Earleen Larson
d. 25 de octubre de 2012
La canóniga Earleen Larson, una querida miembro de la diócesis que sirvió con distinción a la oficina del obispo y a su parroquia durante muchas décadas, falleció el 25 de octubre. Tenía 85 años y en los últimos meses había estado recibiendo tratamiento contra el cáncer. Su hijo Don la acompañaba en el momento de su muerte.
Le precedió en la muerte su esposo, Bill, también un veterano miembro de la diócesis y voluntario parroquial originario de Christ Church, Ontario. A Earleen le sobreviven sus tres hijos y sus familias: su hijo Don y su esposa, Pam, y sus hijas, Sarah, Katelyn y Bethany, y sus dos bisnietos, Addison y Andrew; su hija Patti y su esposo, Steve, y sus hijos, Jeff y Matt; y su hijo Steve y su esposa, Cherry, y su hijo, Adam. También le sobreviven muchos amigos.

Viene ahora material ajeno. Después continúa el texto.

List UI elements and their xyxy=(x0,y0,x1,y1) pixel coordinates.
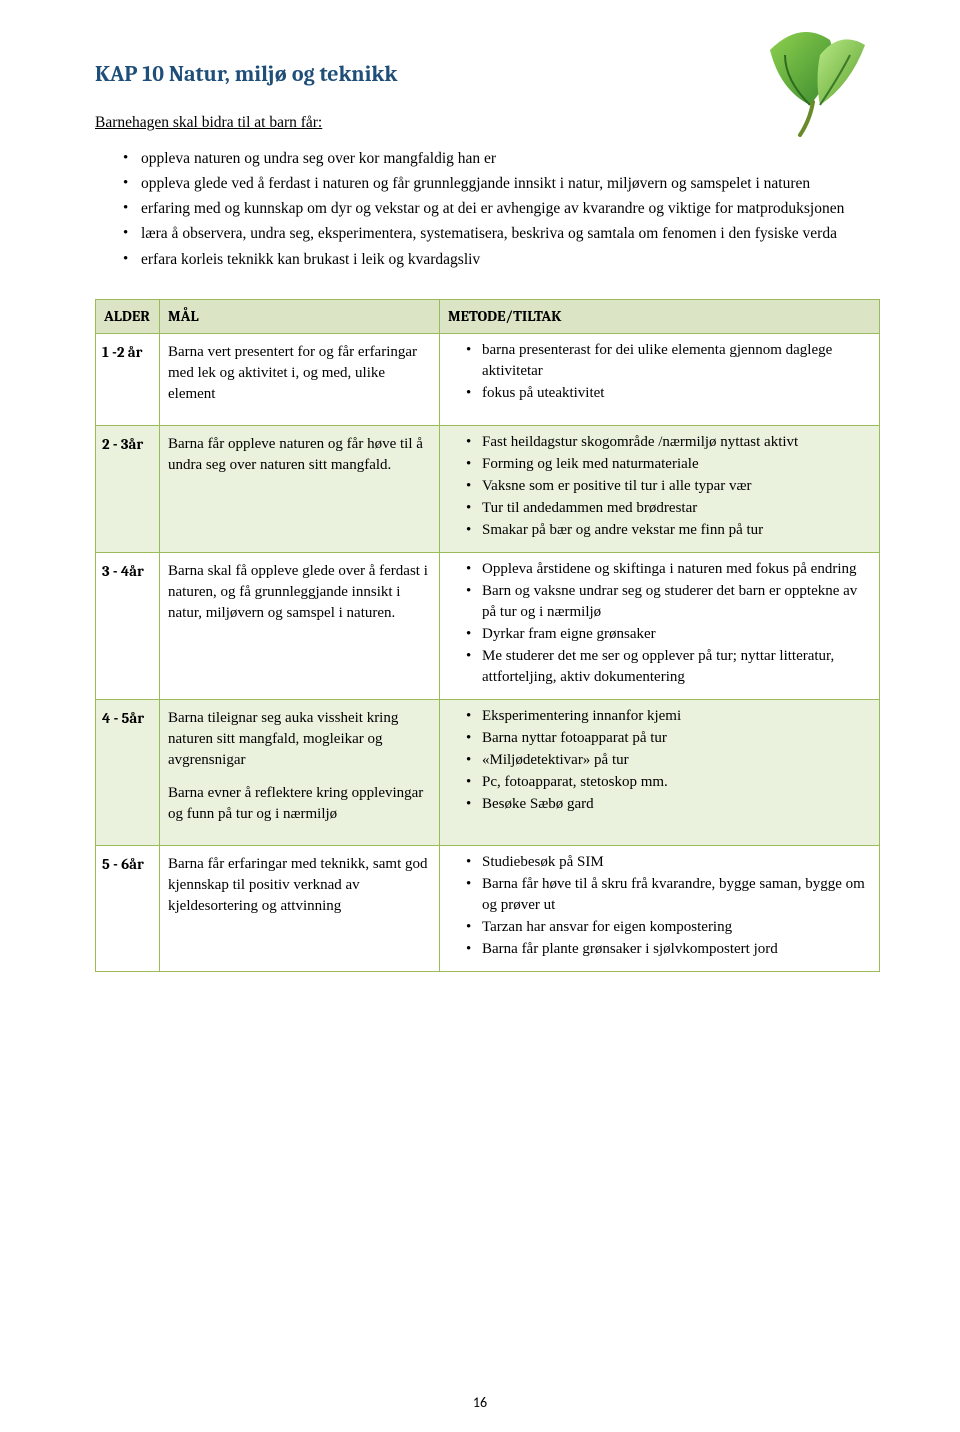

La Eucaristía de Réquiem está programada para las 3:30 pm del sábado 10 de noviembre en la Iglesia de Todos los Santos, 346 Termino Avenue, Long Beach, donde Larson fue durante más de 40 años el contable de la parroquia, entre otras actividades de voluntariado.
Tras jubilarse en diciembre de 1996, después de 20 años trabajando para la diócesis, Larson continuó coordinando las comidas de la Convención Diocesana hasta 2009. Durante esos años, también trabajó a tiempo parcial como archivista diocesana, después de haber supervisado el traslado de numerosos documentos del Centro de la Catedral a la Casa Diocesana en 1994. En 1999, el obispo Frederick Borsch la nombró canóniga honoraria del Centro de la Catedral.

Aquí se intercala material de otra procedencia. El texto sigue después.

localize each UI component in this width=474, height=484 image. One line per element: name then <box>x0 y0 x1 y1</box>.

Antes de su jubilación, Larson fue secretaria tanto del obispo auxiliar Chester Talton como de la Corporación Unipersonal, para la cual brindaba apoyo administrativo y contable a la diócesis. Anteriormente, también desempeñando esta doble función, Larson fue secretaria del obispo auxiliar Oliver Garver, Jr., durante cinco años, incluyendo su período como obispo interino entre 1986 y 1988 tras el fallecimiento del obispo Robert Rusack.

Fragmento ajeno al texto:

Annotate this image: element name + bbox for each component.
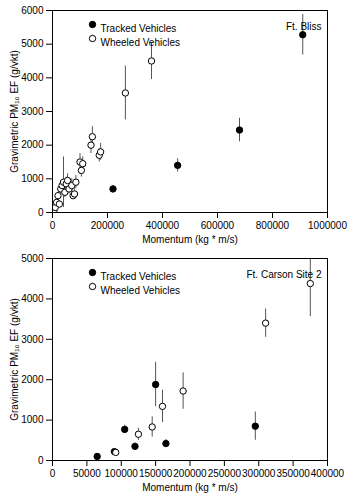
svg-text:0: 0 <box>50 468 56 479</box>
svg-text:5000: 5000 <box>21 38 44 49</box>
svg-text:Tracked Vehicles: Tracked Vehicles <box>101 23 177 34</box>
svg-text:100000: 100000 <box>105 468 139 479</box>
svg-text:4000: 4000 <box>21 293 44 304</box>
svg-text:200000: 200000 <box>91 220 125 231</box>
svg-text:Momentum (kg * m/s): Momentum (kg * m/s) <box>142 234 238 245</box>
svg-text:1000000: 1000000 <box>308 220 347 231</box>
svg-text:1000: 1000 <box>21 173 44 184</box>
svg-text:Wheeled Vehicles: Wheeled Vehicles <box>101 37 181 48</box>
svg-text:3000: 3000 <box>21 334 44 345</box>
svg-text:400000: 400000 <box>311 468 345 479</box>
svg-text:Wheeled Vehicles: Wheeled Vehicles <box>101 285 181 296</box>
svg-text:Gravimetric PM₁₀ EF (g/vkt): Gravimetric PM₁₀ EF (g/vkt) <box>9 298 20 421</box>
svg-text:800000: 800000 <box>256 220 290 231</box>
svg-text:250000: 250000 <box>208 468 242 479</box>
svg-text:5000: 5000 <box>21 253 44 264</box>
svg-text:600000: 600000 <box>201 220 235 231</box>
svg-text:6000: 6000 <box>21 5 44 16</box>
svg-text:Momentum (kg * m/s): Momentum (kg * m/s) <box>142 482 238 493</box>
svg-text:4000: 4000 <box>21 72 44 83</box>
svg-text:300000: 300000 <box>242 468 276 479</box>
svg-text:0: 0 <box>38 455 44 466</box>
svg-text:2000: 2000 <box>21 139 44 150</box>
svg-text:Ft. Carson Site 2: Ft. Carson Site 2 <box>246 269 321 280</box>
svg-text:1000: 1000 <box>21 414 44 425</box>
svg-text:200000: 200000 <box>173 468 207 479</box>
svg-text:Gravimetric PM₁₀ EF (g/vkt): Gravimetric PM₁₀ EF (g/vkt) <box>9 50 20 173</box>
svg-text:0: 0 <box>50 220 56 231</box>
svg-text:350000: 350000 <box>276 468 310 479</box>
svg-text:Ft. Bliss: Ft. Bliss <box>286 21 322 32</box>
svg-text:Tracked Vehicles: Tracked Vehicles <box>101 271 177 282</box>
svg-text:400000: 400000 <box>146 220 180 231</box>
svg-text:2000: 2000 <box>21 374 44 385</box>
svg-text:150000: 150000 <box>139 468 173 479</box>
svg-text:0: 0 <box>38 207 44 218</box>
svg-text:50000: 50000 <box>73 468 101 479</box>
svg-text:3000: 3000 <box>21 106 44 117</box>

Larson se unió al personal diocesano en 1976 como secretaria de tres misioneros y programas diocesanos: los de educación cristiana, desarrollo congregacional y administración de recursos. En 1980, centró su atención en la administración de recursos y el programa diocesano "Venture in Mission".
Larson también era muy conocida por su labor de concesión de licencias a ministros laicos de la Eucaristía y por su participación en el Comité Organizador de la Convención Diocesana. A lo largo de sus años en el personal diocesano, fue amiga de todos, una líder en el reciclaje de todo tipo de materiales, desde papel usado hasta vasos de espuma, y la encargada de preparar cada año el pastel de ruibarbo que compartía generosamente con todos aquellos que tuvieron el privilegio de ser sus amigos y compañeros de trabajo.